It’s hard enough to work 6 days and take the 7th off.  Ok, so it’s not hard.  We just don’t do it.   I actually do try although it is tricky to figure out what one is to actually “do” on the Sabbath.   Read books?  Watch TV?  That’s fun for a bit but then gets boring.  Regardless, God says rest.  I rest.

But now the harder challenge.  Can you imagine gaining your income from farming and told you were to work the land 6 years and then let it rest for 1 year?  A whole year?!  How would you eat?  How would you pay bills?  How would you provide for your family?  God says we need rest.  And also the land.   Rest.

I wonder how this worked.  Did they save up double in the 6th year like they did with the manna that fell from heaven?  How would provision come for year #7?  Did they find other work?  If so what did they do?  I don’t really know and neither does Google.  Now that’s a real crisis.

But there’s another reason for letting the land rest.  It was not just for the Sabbath.  It was also for the poor.

Ex 23:10 “For six years you are to sow your fields and harvest the crops, 11 but during the seventh year let the land lie unplowed and unused. Then the poor among your people may get food from it, and the wild animals may eat what is left. Do the same with your vineyard and your olive grove.

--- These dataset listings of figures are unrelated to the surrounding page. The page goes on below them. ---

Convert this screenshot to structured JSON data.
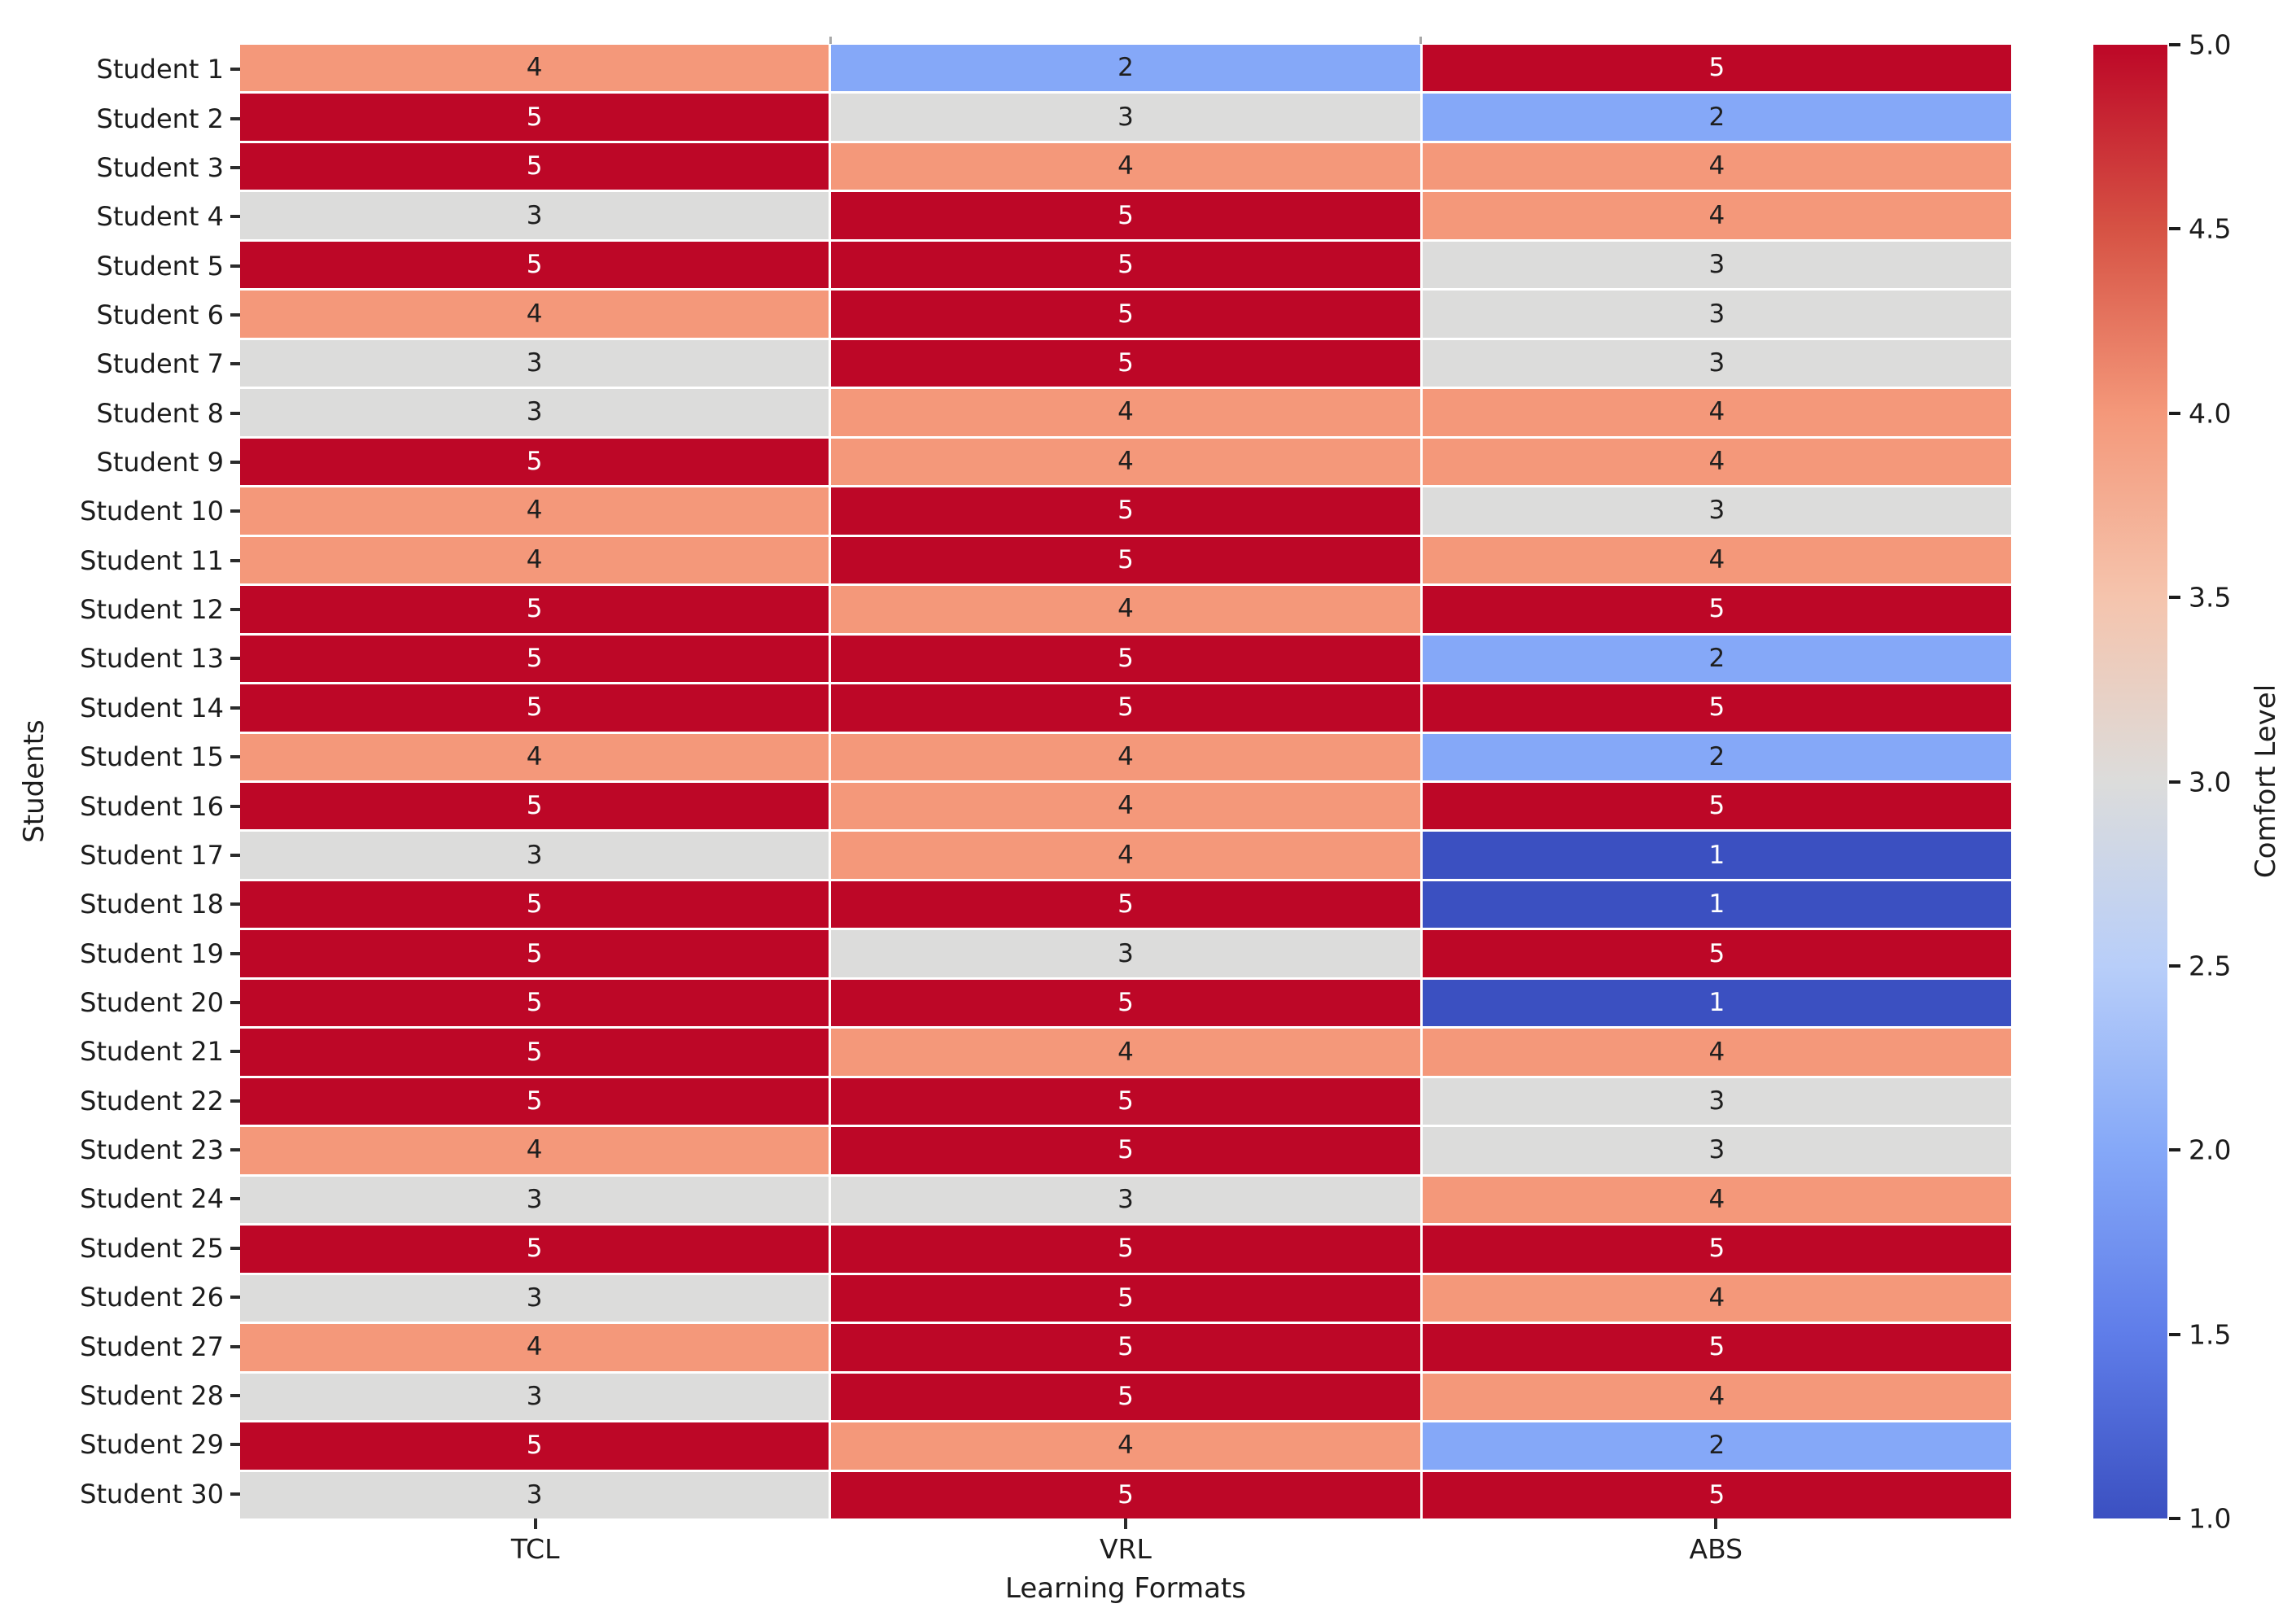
{
  "chart_data": {
    "type": "heatmap",
    "title": "",
    "xlabel": "Learning Formats",
    "ylabel": "Students",
    "columns": [
      "TCL",
      "VRL",
      "ABS"
    ],
    "rows": [
      "Student 1",
      "Student 2",
      "Student 3",
      "Student 4",
      "Student 5",
      "Student 6",
      "Student 7",
      "Student 8",
      "Student 9",
      "Student 10",
      "Student 11",
      "Student 12",
      "Student 13",
      "Student 14",
      "Student 15",
      "Student 16",
      "Student 17",
      "Student 18",
      "Student 19",
      "Student 20",
      "Student 21",
      "Student 22",
      "Student 23",
      "Student 24",
      "Student 25",
      "Student 26",
      "Student 27",
      "Student 28",
      "Student 29",
      "Student 30"
    ],
    "values": [
      [
        4,
        2,
        5
      ],
      [
        5,
        3,
        2
      ],
      [
        5,
        4,
        4
      ],
      [
        3,
        5,
        4
      ],
      [
        5,
        5,
        3
      ],
      [
        4,
        5,
        3
      ],
      [
        3,
        5,
        3
      ],
      [
        3,
        4,
        4
      ],
      [
        5,
        4,
        4
      ],
      [
        4,
        5,
        3
      ],
      [
        4,
        5,
        4
      ],
      [
        5,
        4,
        5
      ],
      [
        5,
        5,
        2
      ],
      [
        5,
        5,
        5
      ],
      [
        4,
        4,
        2
      ],
      [
        5,
        4,
        5
      ],
      [
        3,
        4,
        1
      ],
      [
        5,
        5,
        1
      ],
      [
        5,
        3,
        5
      ],
      [
        5,
        5,
        1
      ],
      [
        5,
        4,
        4
      ],
      [
        5,
        5,
        3
      ],
      [
        4,
        5,
        3
      ],
      [
        3,
        3,
        4
      ],
      [
        5,
        5,
        5
      ],
      [
        3,
        5,
        4
      ],
      [
        4,
        5,
        5
      ],
      [
        3,
        5,
        4
      ],
      [
        5,
        4,
        2
      ],
      [
        3,
        5,
        5
      ]
    ],
    "value_range": [
      1,
      5
    ],
    "colormap_name": "coolwarm",
    "colormap": {
      "1": "#3b50c1",
      "2": "#85a8f8",
      "3": "#dcdcdb",
      "4": "#f4987a",
      "5": "#bd0727"
    },
    "annotation_text_colors": {
      "dark": "#1f1f1f",
      "light": "#ffffff"
    },
    "colorbar": {
      "label": "Comfort Level",
      "min": 1.0,
      "max": 5.0,
      "tick_labels": [
        "5.0",
        "4.5",
        "4.0",
        "3.5",
        "3.0",
        "2.5",
        "2.0",
        "1.5",
        "1.0"
      ],
      "gradient_top_to_bottom": [
        "#bd0727",
        "#d65244",
        "#f4987a",
        "#f5c4ad",
        "#dcdcdb",
        "#b8cef9",
        "#85a8f8",
        "#5f7de9",
        "#3b50c1"
      ]
    }
  }
}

The land would produce a little based on what accidentally fell in the soil.  And vineyards and olive groves would continue to produce.  This is what belonged to the poor.  

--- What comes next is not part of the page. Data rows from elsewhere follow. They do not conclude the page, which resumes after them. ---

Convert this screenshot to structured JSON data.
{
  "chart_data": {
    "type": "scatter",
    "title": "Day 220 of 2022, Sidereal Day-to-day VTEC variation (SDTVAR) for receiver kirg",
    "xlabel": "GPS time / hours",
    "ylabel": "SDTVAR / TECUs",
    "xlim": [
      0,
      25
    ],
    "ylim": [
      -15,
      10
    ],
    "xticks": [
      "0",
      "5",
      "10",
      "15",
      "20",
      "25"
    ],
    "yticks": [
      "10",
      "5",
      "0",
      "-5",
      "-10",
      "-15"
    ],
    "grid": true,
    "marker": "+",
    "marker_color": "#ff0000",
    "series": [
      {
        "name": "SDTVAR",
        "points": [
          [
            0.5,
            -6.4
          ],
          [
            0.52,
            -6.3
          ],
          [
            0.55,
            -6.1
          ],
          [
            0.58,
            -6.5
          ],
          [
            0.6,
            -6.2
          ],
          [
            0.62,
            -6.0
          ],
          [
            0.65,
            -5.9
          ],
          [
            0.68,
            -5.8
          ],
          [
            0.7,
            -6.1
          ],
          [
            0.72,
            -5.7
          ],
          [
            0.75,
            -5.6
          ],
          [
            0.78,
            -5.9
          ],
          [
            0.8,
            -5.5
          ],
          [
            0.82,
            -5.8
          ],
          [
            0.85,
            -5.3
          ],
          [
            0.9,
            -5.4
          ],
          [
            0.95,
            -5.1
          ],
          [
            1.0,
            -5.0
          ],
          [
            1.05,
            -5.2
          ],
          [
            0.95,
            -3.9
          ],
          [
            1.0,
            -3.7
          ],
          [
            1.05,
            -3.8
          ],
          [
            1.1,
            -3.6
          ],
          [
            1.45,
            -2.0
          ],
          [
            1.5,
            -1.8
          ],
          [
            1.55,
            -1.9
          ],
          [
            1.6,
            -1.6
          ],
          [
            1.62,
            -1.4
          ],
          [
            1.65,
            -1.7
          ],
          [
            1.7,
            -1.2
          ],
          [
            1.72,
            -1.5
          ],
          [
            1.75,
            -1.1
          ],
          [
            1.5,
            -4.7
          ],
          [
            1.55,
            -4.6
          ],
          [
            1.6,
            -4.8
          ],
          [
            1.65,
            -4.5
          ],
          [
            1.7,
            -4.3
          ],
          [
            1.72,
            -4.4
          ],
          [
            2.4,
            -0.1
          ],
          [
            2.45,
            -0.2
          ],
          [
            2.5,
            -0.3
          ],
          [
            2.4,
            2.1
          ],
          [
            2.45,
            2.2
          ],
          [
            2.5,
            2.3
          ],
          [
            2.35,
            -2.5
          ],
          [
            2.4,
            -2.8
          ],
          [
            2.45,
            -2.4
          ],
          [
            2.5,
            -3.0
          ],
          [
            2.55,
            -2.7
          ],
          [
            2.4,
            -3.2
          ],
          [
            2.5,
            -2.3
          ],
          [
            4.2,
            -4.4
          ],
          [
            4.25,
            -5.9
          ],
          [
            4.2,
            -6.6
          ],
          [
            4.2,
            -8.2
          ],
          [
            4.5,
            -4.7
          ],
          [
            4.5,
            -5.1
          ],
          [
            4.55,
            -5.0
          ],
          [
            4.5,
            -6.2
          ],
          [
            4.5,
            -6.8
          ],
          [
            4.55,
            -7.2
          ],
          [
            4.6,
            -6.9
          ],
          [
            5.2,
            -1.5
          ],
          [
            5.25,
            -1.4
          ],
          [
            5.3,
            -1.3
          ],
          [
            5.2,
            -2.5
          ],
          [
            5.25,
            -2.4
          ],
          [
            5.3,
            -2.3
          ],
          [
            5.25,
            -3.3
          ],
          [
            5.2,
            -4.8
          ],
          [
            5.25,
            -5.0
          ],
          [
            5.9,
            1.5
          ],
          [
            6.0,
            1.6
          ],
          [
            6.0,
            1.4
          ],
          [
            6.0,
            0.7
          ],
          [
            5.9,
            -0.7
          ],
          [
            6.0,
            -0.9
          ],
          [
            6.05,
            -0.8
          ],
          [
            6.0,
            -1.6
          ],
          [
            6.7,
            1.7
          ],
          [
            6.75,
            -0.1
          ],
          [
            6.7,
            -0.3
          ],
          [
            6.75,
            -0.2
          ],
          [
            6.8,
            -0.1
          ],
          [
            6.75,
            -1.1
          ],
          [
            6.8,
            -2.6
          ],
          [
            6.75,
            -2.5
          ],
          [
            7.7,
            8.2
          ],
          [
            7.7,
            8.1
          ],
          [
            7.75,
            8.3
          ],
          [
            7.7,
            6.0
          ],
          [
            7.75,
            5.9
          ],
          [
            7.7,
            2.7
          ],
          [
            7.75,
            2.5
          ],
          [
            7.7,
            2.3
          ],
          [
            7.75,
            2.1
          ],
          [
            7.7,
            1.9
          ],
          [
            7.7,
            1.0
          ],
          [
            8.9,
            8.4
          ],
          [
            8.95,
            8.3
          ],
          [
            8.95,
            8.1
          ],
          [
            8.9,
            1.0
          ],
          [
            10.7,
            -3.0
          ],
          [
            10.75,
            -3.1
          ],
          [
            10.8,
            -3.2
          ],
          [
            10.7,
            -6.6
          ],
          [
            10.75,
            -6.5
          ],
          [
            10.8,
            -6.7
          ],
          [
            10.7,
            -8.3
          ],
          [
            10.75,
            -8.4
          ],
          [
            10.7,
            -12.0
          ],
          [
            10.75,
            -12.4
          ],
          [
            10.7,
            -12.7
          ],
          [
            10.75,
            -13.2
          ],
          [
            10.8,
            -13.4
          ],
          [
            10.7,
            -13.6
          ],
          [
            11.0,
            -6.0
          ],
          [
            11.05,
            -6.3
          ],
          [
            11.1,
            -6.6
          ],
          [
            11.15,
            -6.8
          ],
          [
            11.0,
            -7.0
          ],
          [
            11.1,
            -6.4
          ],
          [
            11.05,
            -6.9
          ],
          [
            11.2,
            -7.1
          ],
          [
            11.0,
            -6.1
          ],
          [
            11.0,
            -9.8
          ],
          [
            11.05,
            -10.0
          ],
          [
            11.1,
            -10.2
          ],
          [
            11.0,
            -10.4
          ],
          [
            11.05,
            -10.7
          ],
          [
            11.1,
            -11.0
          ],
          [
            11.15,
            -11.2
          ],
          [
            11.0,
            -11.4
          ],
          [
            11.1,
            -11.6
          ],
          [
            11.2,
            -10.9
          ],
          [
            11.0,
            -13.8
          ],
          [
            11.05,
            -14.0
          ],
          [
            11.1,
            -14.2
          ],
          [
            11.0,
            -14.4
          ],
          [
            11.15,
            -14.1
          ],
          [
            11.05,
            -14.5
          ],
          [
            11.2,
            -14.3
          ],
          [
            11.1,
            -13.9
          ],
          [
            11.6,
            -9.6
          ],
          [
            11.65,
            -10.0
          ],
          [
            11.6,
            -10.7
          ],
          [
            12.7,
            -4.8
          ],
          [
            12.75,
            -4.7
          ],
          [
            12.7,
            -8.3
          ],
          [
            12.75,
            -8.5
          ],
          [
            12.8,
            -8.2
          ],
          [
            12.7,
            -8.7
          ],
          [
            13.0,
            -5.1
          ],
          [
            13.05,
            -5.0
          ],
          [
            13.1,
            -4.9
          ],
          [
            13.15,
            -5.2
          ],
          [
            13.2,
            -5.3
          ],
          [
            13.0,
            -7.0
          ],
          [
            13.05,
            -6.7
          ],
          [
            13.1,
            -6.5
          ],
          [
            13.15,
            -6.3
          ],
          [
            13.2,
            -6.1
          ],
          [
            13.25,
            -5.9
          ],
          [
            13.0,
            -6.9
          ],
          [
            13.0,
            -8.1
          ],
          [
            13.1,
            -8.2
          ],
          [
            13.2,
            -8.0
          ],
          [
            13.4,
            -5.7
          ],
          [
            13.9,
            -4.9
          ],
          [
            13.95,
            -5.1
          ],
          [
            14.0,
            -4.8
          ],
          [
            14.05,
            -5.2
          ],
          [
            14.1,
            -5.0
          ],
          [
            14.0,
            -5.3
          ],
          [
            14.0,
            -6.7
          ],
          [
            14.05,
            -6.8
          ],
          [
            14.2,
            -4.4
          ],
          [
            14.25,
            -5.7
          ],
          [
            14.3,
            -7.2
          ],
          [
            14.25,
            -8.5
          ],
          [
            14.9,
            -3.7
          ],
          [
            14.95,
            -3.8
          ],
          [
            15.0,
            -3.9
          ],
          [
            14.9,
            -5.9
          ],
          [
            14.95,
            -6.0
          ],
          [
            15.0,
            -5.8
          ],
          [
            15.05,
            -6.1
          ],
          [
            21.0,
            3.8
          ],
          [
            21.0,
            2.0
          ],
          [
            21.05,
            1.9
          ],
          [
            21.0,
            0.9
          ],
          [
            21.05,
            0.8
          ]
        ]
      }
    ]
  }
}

It may be worth mentioning that the farmer did not do all the work and then give it directly to the poor (although we will read later that there is this kind of provision as well), but the year of the Sabbath rest made provision for the poor to find work.  This preserves the dignity of the poor and that is priceless.

So how does that look today?  We don’t exactly know how to make bread from grains and if we did, not all of us have a grain mill on our kitchen counter.   Nor is our sustenance mainly from farming anymore.  We are more of an industrial culture.

One way that has grown tremendously that carries this same sort of spirit is making provision for the poor to find work is microfinance.   It is about empowering those who need hand up with a small sum of money to develop a business.  Microfinance, although slower than direct hand-outs is having tremendous payout.  Here is the story of one ministry and how it works for them:

Or how about this story from the book I’ve been reading, “Hole in Our Gospel”:

“I met this remarkable woman named Lida Sargsyan a few years ago in Armenia, a country still recovering…  A talented seamstress, she had approached World Vision several years earlier for a loan of a few hundred dollars to buy a sewing machine.  She repaid that loan quickly and took additional loans to buy more equipment and supplies, each time a bit larger and each time paying them back with interest.  She was building and growing an apparel business specializing in tailored suits for men, women, and children.

As we walked into her factory, I was astonished to find large sewing and cutting machines, a warehouse full of supplies, a shipping room filled with orders soon to be shipped, and forty employees!  She was virtually bursring with pride as she showed me what had been able to create with her own talents–and a few strategic loans form World Vision.

We ended the tour in her office, where she pulled our printed proofs of her fall catalog.  In it were photographs of all of her new styles and products for the coming season.  This catalog would be distributed not only throughout Armenia but also in several neighboring countries–she had gone international.  The point is, years earlier, World Vision could have simply given her handouts to address her poverty, but instead we chose to believe in her–and to give her a hand up.  As a result, she and forty others were drawing paychecks to support their families.

As I was leaving, I told her that while I had been the CEO of two American companies, I had rarely met anyone as talented as her in business.  Obviously delight, she smiled at me and said, “Not too bad for a woman, eh?”

Empowering the poor to provide for themselves is what I believe we can take from this text.  The poor aren’t dumb or all lazy as we would like to believe, but some just need an an opportunity.  In an agrarian society, this was one system in place that provided opportunities for the poor to find work.